[Date Prev][Date Next][Thread Prev][Thread Next][Date Index][Thread Index]

Re: Some text that may be useful for the update of RFC 2376



In message "Re: Some text that may be useful for the update of RFC 2376",
Rick Jelliffe wrote...

 >That is not the way I remember it. Application/xml was taken out at
 >one stage, and we had to lobby hard to get it put in. The reason
 >users want it is not to prevent xml from being spuriously displayed:
 >it is to ensure end-to-end integrity because the out-of-band approach
 >has so far failed to provide that integrity. 

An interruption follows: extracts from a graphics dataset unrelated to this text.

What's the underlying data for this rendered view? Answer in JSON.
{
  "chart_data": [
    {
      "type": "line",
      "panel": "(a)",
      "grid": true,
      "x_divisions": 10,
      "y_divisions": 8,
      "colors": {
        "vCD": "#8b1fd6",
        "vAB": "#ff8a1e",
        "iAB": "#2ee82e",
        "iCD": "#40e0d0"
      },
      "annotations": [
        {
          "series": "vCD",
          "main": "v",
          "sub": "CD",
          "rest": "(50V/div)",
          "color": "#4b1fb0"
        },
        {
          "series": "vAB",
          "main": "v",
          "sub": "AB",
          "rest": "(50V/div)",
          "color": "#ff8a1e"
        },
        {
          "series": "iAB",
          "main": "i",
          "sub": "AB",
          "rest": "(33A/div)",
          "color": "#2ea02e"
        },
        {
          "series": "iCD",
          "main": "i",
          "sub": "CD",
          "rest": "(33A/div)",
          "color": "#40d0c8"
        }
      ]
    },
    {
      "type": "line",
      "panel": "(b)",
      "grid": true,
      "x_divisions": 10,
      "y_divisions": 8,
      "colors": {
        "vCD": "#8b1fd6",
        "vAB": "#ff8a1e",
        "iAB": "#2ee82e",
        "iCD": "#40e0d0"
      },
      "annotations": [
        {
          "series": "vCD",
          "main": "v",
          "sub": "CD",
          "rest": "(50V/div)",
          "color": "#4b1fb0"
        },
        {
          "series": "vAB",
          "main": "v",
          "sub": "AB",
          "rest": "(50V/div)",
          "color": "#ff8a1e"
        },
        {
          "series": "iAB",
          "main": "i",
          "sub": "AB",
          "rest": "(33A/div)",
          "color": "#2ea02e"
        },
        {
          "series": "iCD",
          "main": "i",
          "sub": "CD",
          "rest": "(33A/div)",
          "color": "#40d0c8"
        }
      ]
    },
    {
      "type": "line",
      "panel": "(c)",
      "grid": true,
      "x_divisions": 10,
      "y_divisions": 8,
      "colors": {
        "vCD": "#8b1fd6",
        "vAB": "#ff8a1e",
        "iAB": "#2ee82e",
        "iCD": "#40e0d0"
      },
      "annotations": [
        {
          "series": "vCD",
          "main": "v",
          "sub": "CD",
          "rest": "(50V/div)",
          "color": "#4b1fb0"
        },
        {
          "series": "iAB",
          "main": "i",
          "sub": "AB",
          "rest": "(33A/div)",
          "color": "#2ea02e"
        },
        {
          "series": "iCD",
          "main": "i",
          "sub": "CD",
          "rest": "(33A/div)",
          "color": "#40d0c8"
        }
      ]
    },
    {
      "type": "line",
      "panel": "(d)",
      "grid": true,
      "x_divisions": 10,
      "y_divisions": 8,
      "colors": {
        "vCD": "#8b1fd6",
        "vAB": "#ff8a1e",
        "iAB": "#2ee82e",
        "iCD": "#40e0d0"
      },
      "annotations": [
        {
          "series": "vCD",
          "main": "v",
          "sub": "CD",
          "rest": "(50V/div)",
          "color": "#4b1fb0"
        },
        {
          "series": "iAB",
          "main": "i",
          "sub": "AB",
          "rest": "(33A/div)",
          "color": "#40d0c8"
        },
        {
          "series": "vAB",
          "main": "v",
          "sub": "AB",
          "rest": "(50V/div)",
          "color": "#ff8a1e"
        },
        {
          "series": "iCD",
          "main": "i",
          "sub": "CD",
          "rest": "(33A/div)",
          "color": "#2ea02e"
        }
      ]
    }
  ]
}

I remember that you have claimed this several times, but I have never 
agreed.  

XML people thought that application/xml is required since text/* does 
not allow UTF-16.  After we started this mailing list, we have learned 
more from Ned.

 >And what should the type be if it has parts that are readable and
 >parts that are unreadable?  If the document is encoded with a lot
 >of numeric character references, it is unreadable as text/plain
 >but readable as text/xml: should we send documents that use 
 >many numeric character entities as application/xml?
 >
 >We need a way to ensure end-to-end integrity. 

I do not agree.  Why?

 >Out-of-band signalling of the encoding of a file to some extent a hack to
 >cope with formats that are not adequately self-describing.  I would have
 >no problem with removing text/xml entirely: we don't need to negotiate
 >encoding since everything can be resolved into Unicode 

Although XML is based on Unicode, we certainly require negotiation and 
transcoding.  Some XML processors can only handle US-ASCII, 8859-1, UTF-8, 
and UTF-16.  There are so many legacy encodings in the world.  Negotiation 
and on-the-fly transcoding is certainly a good thing for I18N.  If we hide 
encoding information from the protocol, such transcoding becomes hard or 
even impossible.

 >(and, in any case,
 >there is no mechanism currently for an XML parser to feed information
 >about which encodings it accepts to the HTTP system to set up the 
 >preferences in the first place.)

HTTP already has the accept-charset field.  I do not understand your claim.

Cheers,

----
MURATA Makoto  muraw3c@xxxxxxxxxxxxx